L’Egitto liberi Patrick! Firma la petizione!
La redazione
L’amico di Patrick Zaky: “Anch’io rapito e torturato in Egitto, ora temo per lui”. L’attivista che vive e lavora a Berlino da qualche anno è in prima fila per liberazione : sono dovuto scappare dal Paese!
FIRMA LA PETIZIONE SU CHANGE!
«Sono stato rapito dalle forze di sicurezza statali» in Egitto «e interrogato per 35 ore», «non ho subito elettroshock ma sono stato picchiato, bendato e legato. Mi hanno privato del sonno e hanno cercato di distorcere il tempo».
È la drammatica testimonianza che fa all’Ansa Amr Abdelwahab, cittadino egiziano 29enne che vive e lavora a Berlino da qualche anno, amico di Patrick George Zaki, arrestato venerdì al Cairo e tuttora detenuto, in prima fila tra coloro che in tutta Europa ne stanno chiedendo la liberazione.
Dopo essere stato così interrogato «sono stato rilasciato, ma hanno continuato a chiamarmi per le indagini più volte e quindi mi sono reso conto che ero in pericolo e dovevo scappare dal Paese», racconta Amr. Questo accadeva nel luglio 2015, dal settembre di quell’anno Amr non ha più messo piede nel suo Paese natio, l’Egitto. «Come ingegnere del software ho avuto subito diverse offerte di lavoro in Europa e sono partito subito».
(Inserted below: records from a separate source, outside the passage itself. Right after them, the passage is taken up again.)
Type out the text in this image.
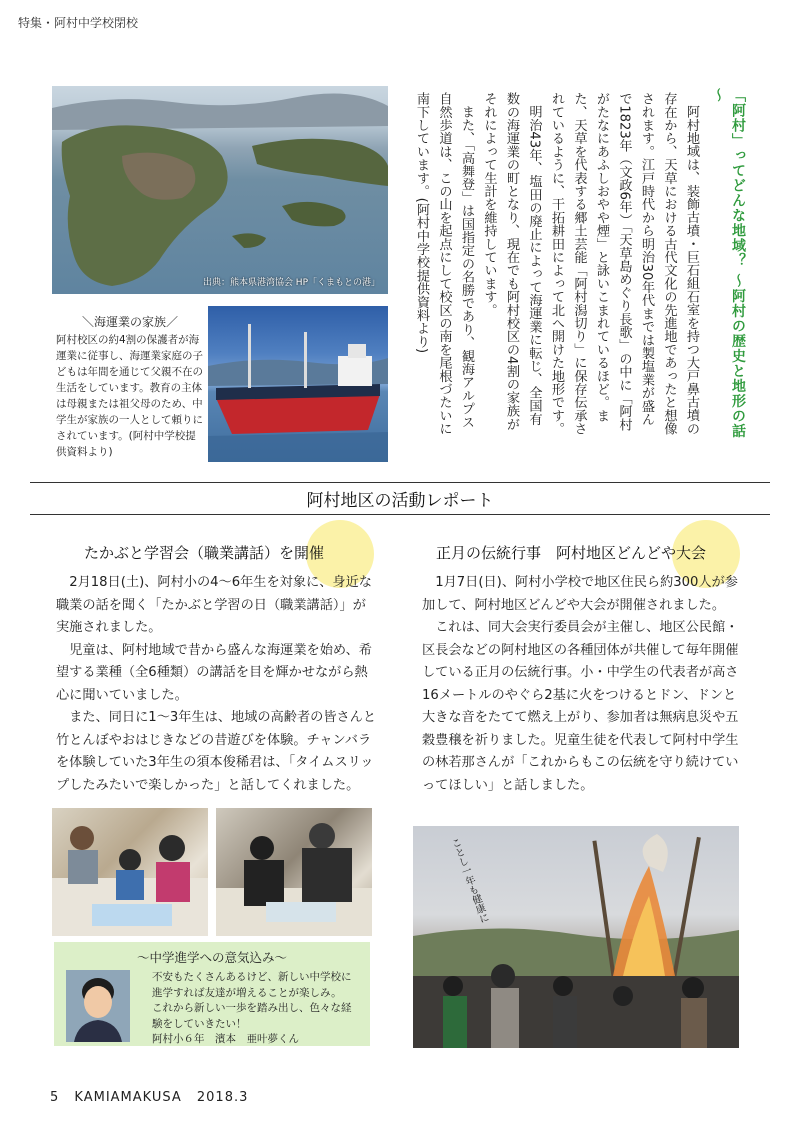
特集・阿村中学校閉校
出典：熊本県港湾協会 HP「くまもとの港」
＼海運業の家族／
阿村校区の約4割の保護者が海運業に従事し、海運業家庭の子どもは年間を通じて父親不在の生活をしています。教育の主体は母親または祖父母のため、中学生が家族の一人として頼りにされています。(阿村中学校提供資料より)
「阿村」ってどんな地域？ ～阿村の歴史と地形の話～

阿村地域は、装飾古墳・巨石組石室を持つ大戸鼻古墳の存在から、天草における古代文化の先進地であったと想像されます。江戸時代から明治30年代までは製塩業が盛んで1823年（文政6年）「天草島めぐり長歌」の中に「阿村がたなにあふしおやや煙」と詠いこまれているほど。また、天草を代表する郷土芸能「阿村潟切り」に保存伝承されているように、干拓耕田によって北へ開けた地形です。

明治43年、塩田の廃止によって海運業に転じ、全国有数の海運業の町となり、現在でも阿村校区の4割の家族がそれによって生計を維持しています。

また、「高舞登」は国指定の名勝であり、観海アルプス自然歩道は、この山を起点にして校区の南を尾根づたいに南下しています。(阿村中学校提供資料より)

阿村地区の活動レポート
たかぶと学習会（職業講話）を開催

2月18日(土)、阿村小の4～6年生を対象に、身近な職業の話を聞く「たかぶと学習の日（職業講話）」が実施されました。

児童は、阿村地域で昔から盛んな海運業を始め、希望する業種（全6種類）の講話を目を輝かせながら熱心に聞いていました。

また、同日に1～3年生は、地域の高齢者の皆さんと竹とんぼやおはじきなどの昔遊びを体験。チャンバラを体験していた3年生の須本俊稀君は、「タイムスリップしたみたいで楽しかった」と話してくれました。

～中学進学への意気込み～
不安もたくさんあるけど、新しい中学校に
進学すれば友達が増えることが楽しみ。
これから新しい一歩を踏み出し、色々な経
験をしていきたい！
阿村小６年　濱本　亜叶夢くん
正月の伝統行事　阿村地区どんどや大会

1月7日(日)、阿村小学校で地区住民ら約300人が参加して、阿村地区どんどや大会が開催されました。

これは、同大会実行委員会が主催し、地区公民館・区長会などの阿村地区の各種団体が共催して毎年開催している正月の伝統行事。小・中学生の代表者が高さ16メートルのやぐら2基に火をつけるとドン、ドンと大きな音をたてて燃え上がり、参加者は無病息災や五穀豊穣を祈りました。児童生徒を代表して阿村中学生の林若那さんが「これからもこの伝統を守り続けていってほしい」と話しました。

ことし一年も健康に
5 KAMIAMAKUSA 2018.3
Ai tempi dell’Università, Al Cairo, risale la sua conoscenza con Patrick Zaky. I due si sono avvicinati con l’inizio della rivoluzione egiziana nel 2011 e poi nel 2012 Amr racconta di Patrick, in prima fila per lui espulso dall’università «per motivi politici». Ora l’amico ricambia il favore in un certo senso, e parla a nome di migliaia di attivisti e amici tra Egitto ed Europa che in questi giorni hanno messo in piedi una straordinaria mobilitazione, sul web, nelle piazze, non solo a Bologna.
Proprio la petizione lanciata da Amr su Change.org sabato per chiedere la liberazione di Patrick ha superato 80mila firme. «In questi ultimi 9 anni ho imparato la lezione a mie spese – dice Amr all’Ansa – Niente è più importante che coinvolgere le persone. Le persone sono il vero potere». «Pagherò un prezzo per aver fatto sentire la mia voce per Patrick, lo so – aggiunge – ma è tempo che si conosca il prezzo che paghiamo. Il mio più grande timore è che questo prezzo che noi egiziani paghiamo per la nostra sicurezza sia per nulla. E questo accadrà soltanto se le persone cominceranno a ignorare le nostre storie».
Alla domanda se ci sia il timore di essere spiati e controllati dalle forze di sicurezza egiziane anche all’estero, Amr risponde:«Assolutamente sì. Ci sono state tante storie su questo in passato, una volta ho incontrato un ricercatore che stava scrivendo una tesi di master proprio su questo argomento».